Secretary Steven Mnuchin said in a statement: “The policy of this Administration is clear: we will not tolerate taxpayer-funded bailouts.”
In the report, Treasury recommends a new Chapter 14 of the Bankruptcy Code for distressed financial companies. Treasury recommends significant reforms to make bankruptcy a more effective option for financial companies. The Chapter 14 framework would preserve the key advantage of the existing bankruptcy process—clear, predictable, impartial adjudication of competing claims—while adding procedural features tailored to the unique challenges posed by large, interconnected financial companies. These enhancements to the Bankruptcy Code would make the likelihood of having to use OLA even more remote.
Since the bankruptcy of a large, complex financial company may not be feasible in some circumstances, Treasury also recommends retaining OLA as an emergency tool for use under extraordinary circumstances. Treasury recommends making significant reforms to the OLA process to eliminate opportunities for ad hoc disparate treatment of similarly situated creditors, reinforce existing taxpayer protections, and strengthen judicial review.

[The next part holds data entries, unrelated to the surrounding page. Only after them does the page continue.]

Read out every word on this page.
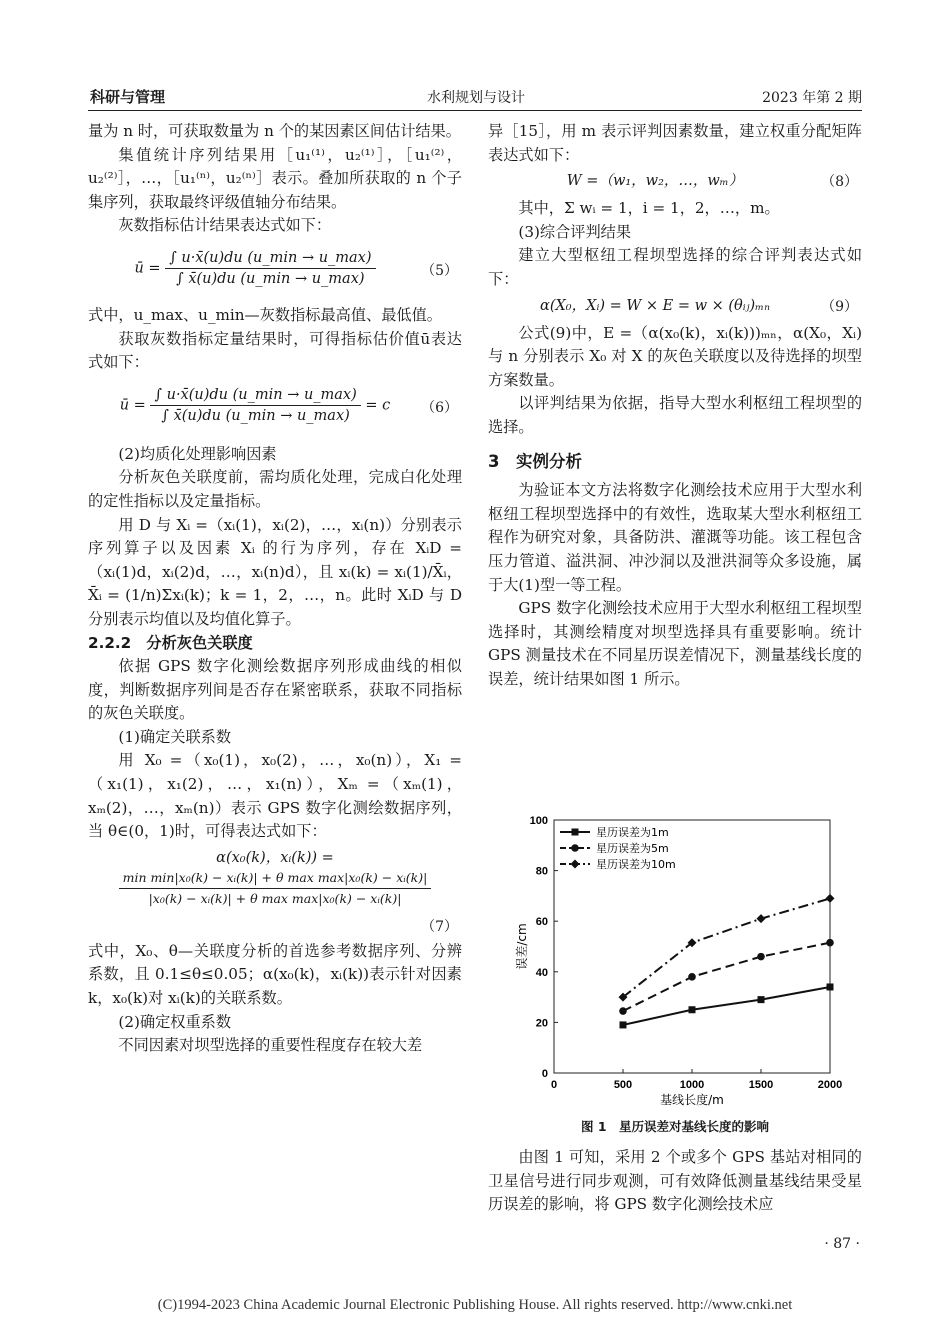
科研与管理	水利规划与设计	2023 年第 2 期

量为 n 时，可获取数量为 n 个的某因素区间估计结果。

集值统计序列结果用［u₁⁽¹⁾，u₂⁽¹⁾］，［u₁⁽²⁾，u₂⁽²⁾］，…，［u₁⁽ⁿ⁾，u₂⁽ⁿ⁾］表示。叠加所获取的 n 个子集序列，获取最终评级值轴分布结果。

灰数指标估计结果表达式如下：

ū = $\frac{\int u\cdot x̄(u)du (u\_\min \to u\_\max)}{\int x̄(u)du (u\_\min \to u\_\max)}$	（5）

式中，u_max、u_min—灰数指标最高值、最低值。

获取灰数指标定量结果时，可得指标估价值ū表达式如下：

ū = $\frac{\int u\cdot x̄(u)du (u\_\min \to u\_\max)}{\int x̄(u)du (u\_\min \to u\_\max)} = c$	（6）

(2)均质化处理影响因素

分析灰色关联度前，需均质化处理，完成白化处理的定性指标以及定量指标。

用 D 与 Xᵢ =（xᵢ(1)，xᵢ(2)，…，xᵢ(n)）分别表示序列算子以及因素 Xᵢ 的行为序列，存在 XᵢD =（xᵢ(1)d，xᵢ(2)d，…，xᵢ(n)d），且 xᵢ(k) = xᵢ(1)/X̄ᵢ，X̄ᵢ = (1/n)Σxᵢ(k)；k = 1，2，…，n。此时 XᵢD 与 D 分别表示均值以及均值化算子。

2.2.2　分析灰色关联度

依据 GPS 数字化测绘数据序列形成曲线的相似度，判断数据序列间是否存在紧密联系，获取不同指标的灰色关联度。

(1)确定关联系数

用 X₀ =（x₀(1)，x₀(2)，…，x₀(n)），X₁ =（x₁(1)，x₁(2)，…，x₁(n)），Xₘ =（xₘ(1)，xₘ(2)，…，xₘ(n)）表示 GPS 数字化测绘数据序列，当 θ∈(0，1)时，可得表达式如下：

α(x₀(k)，xᵢ(k)) =
$\frac{\text{min min|x₀(k) − xᵢ(k)| + θ max max|x₀(k) − xᵢ(k)|}}{\text{|x₀(k) − xᵢ(k)| + θ max max|x₀(k) − xᵢ(k)|}}$
（7）

式中，X₀、θ—关联度分析的首选参考数据序列、分辨系数，且 0.1≤θ≤0.05；α(x₀(k)，xᵢ(k))表示针对因素 k，x₀(k)对 xᵢ(k)的关联系数。

(2)确定权重系数

不同因素对坝型选择的重要性程度存在较大差

异［15］，用 m 表示评判因素数量，建立权重分配矩阵表达式如下：

W =（w₁，w₂，…，wₘ）	（8）

其中，Σ wᵢ = 1，i = 1，2，…，m。

(3)综合评判结果

建立大型枢纽工程坝型选择的综合评判表达式如下：

α(X₀，Xᵢ) = W × E = w × (θᵢⱼ)ₘₙ	（9）

公式(9)中，E =（α(x₀(k)，xᵢ(k)))ₘₙ，α(X₀，Xᵢ)与 n 分别表示 X₀ 对 X 的灰色关联度以及待选择的坝型方案数量。

以评判结果为依据，指导大型水利枢纽工程坝型的选择。

3　实例分析

为验证本文方法将数字化测绘技术应用于大型水利枢纽工程坝型选择中的有效性，选取某大型水利枢纽工程作为研究对象，具备防洪、灌溉等功能。该工程包含压力管道、溢洪洞、冲沙洞以及泄洪洞等众多设施，属于大(1)型一等工程。

GPS 数字化测绘技术应用于大型水利枢纽工程坝型选择时，其测绘精度对坝型选择具有重要影响。统计 GPS 测量技术在不同星历误差情况下，测量基线长度的误差，统计结果如图 1 所示。

0	500	1000	1500	2000
0
20
40
60
80
100
基线长度/m
误差/cm
星历误差为1m
星历误差为5m
星历误差为10m
图 1　星历误差对基线长度的影响

由图 1 可知，采用 2 个或多个 GPS 基站对相同的卫星信号进行同步观测，可有效降低测量基线结果受星历误差的影响，将 GPS 数字化测绘技术应

· 87 ·
(C)1994-2023 China Academic Journal Electronic Publishing House. All rights reserved. http://www.cnki.net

In reforming OLA, Treasury recommends:
- eliminating the FDIC’s authority to treat similarly situated creditors differently on an ad hoc basis.
- repeal of the tax-exempt status of the bridge company.
- with respect to use of the Orderly Liquidation Fund (OLF), to the extent possible, that guarantees of private sector lending be used as opposed to direct loans, and that premium rates of interest or guarantee fees, as applicable, be charged to encourage a prompt return to reliance on private-sector credit markets.
- the backstop assessment be imposed as soon as reasonably possible if an OLF loan is not repaid.
- reforms to the judicial review provisions related to use of the OLA to provide additional assurance that the government’s decision to appoint the FDIC as receiver of a financial company is the product of reasoned and well-supported analysis.